UAW expands strike for another 6,800 workers in Stellantis plant



(The Center Square) – About 6,800 more United Auto Workers went on strike on Monday morning at the Sterling Heights Assembly Plant, which the union says is Stellantis’ largest and most profitable plant.

The UAW started the strike Sept. 15 and since then has expanded it to more than 40,000 workers in seven assembly plants and 38 parts distribution centers across 22 states as it nears the six-week mark.

UAW Union President Shawn Fain has repeated his mantra “record profits mean record contracts.” He says Big Three automaker executives at Ford, General Motors, and Stellantis have received hefty pay raises while inflation has eaten away at UAW workers’ paychecks.

The union is seeking double-digit pay raises, cost of living adjustment restoration, eliminating tiers on wages and benefits, defined benefit pensions for everyone, and re-establishing retiree medical benefits.

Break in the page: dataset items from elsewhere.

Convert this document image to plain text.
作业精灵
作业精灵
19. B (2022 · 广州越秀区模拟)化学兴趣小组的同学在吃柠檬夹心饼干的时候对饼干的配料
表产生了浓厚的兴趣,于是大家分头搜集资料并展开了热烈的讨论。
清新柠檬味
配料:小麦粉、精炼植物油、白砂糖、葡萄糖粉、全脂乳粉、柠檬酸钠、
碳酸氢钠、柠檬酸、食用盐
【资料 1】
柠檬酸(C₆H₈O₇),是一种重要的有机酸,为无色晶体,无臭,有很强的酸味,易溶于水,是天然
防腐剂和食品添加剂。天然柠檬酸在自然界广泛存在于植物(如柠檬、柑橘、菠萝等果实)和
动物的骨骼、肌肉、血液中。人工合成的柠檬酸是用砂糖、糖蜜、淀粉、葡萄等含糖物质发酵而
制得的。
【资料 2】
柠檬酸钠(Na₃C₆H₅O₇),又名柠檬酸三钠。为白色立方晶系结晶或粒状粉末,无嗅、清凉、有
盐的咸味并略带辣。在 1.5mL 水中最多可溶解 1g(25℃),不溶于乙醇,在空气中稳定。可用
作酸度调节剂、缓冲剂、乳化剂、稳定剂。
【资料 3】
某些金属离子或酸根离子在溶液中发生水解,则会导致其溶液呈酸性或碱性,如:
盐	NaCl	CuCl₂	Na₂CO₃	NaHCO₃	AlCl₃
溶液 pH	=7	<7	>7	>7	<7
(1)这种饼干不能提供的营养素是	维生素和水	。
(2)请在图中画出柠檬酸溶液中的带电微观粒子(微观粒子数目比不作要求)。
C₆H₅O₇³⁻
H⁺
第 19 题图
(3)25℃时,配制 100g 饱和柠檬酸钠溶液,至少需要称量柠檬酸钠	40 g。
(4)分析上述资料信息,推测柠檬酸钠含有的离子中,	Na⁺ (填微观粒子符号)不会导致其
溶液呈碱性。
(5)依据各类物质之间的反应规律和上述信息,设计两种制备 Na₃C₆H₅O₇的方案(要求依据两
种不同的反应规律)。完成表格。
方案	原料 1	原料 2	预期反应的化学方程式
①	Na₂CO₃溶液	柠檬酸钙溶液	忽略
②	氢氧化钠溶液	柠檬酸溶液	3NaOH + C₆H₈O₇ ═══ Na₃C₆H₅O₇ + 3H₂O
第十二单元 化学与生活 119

The new additional 6,800 workers will disrupt the production of Stellantis’ RAM 1500 trucks.

Instead of calling on all 146,000 UAW workers to strike at once, which would deplete the UAW’s strike fund, the union is striking select auto plants to disrupt production. The goal is to show the importance of UAW workers in vehicle production.

The move comes just days after UAW President Shawn Fain detailed the current proposals across the automakers, highlighting the shortcomings of Stellantis’ current offer.

UAW workers interviewed by The Center Square say they want to be able to afford the vehicles they make and say they took pay cuts during the 2008 recession but never received many benefits back since then.

Fain said the Big Three have closed 65 auto plants over 20 years and said workers have been left out of the profits made during the pandemic. Ford Motor Co. in the second quarter reported its net income nearly tripled from a year ago to $1.9 billion.

The strike aims to obtain better pay and benefits for UAW workers as well as job security in the future to produce electric vehicles.

The UAW says Stellantis lags behind both Ford and General Motors in addressing compensation and has the worst proposal on the table regarding wage progression, temporary worker pay and conversion to full-time, cost-of-living adjustments, and more.

Ford, GM and Stellantis made a quarter-trillion dollars in North American profits over the last decade. They made a combined $21 billion in total profits in the first six months of this year.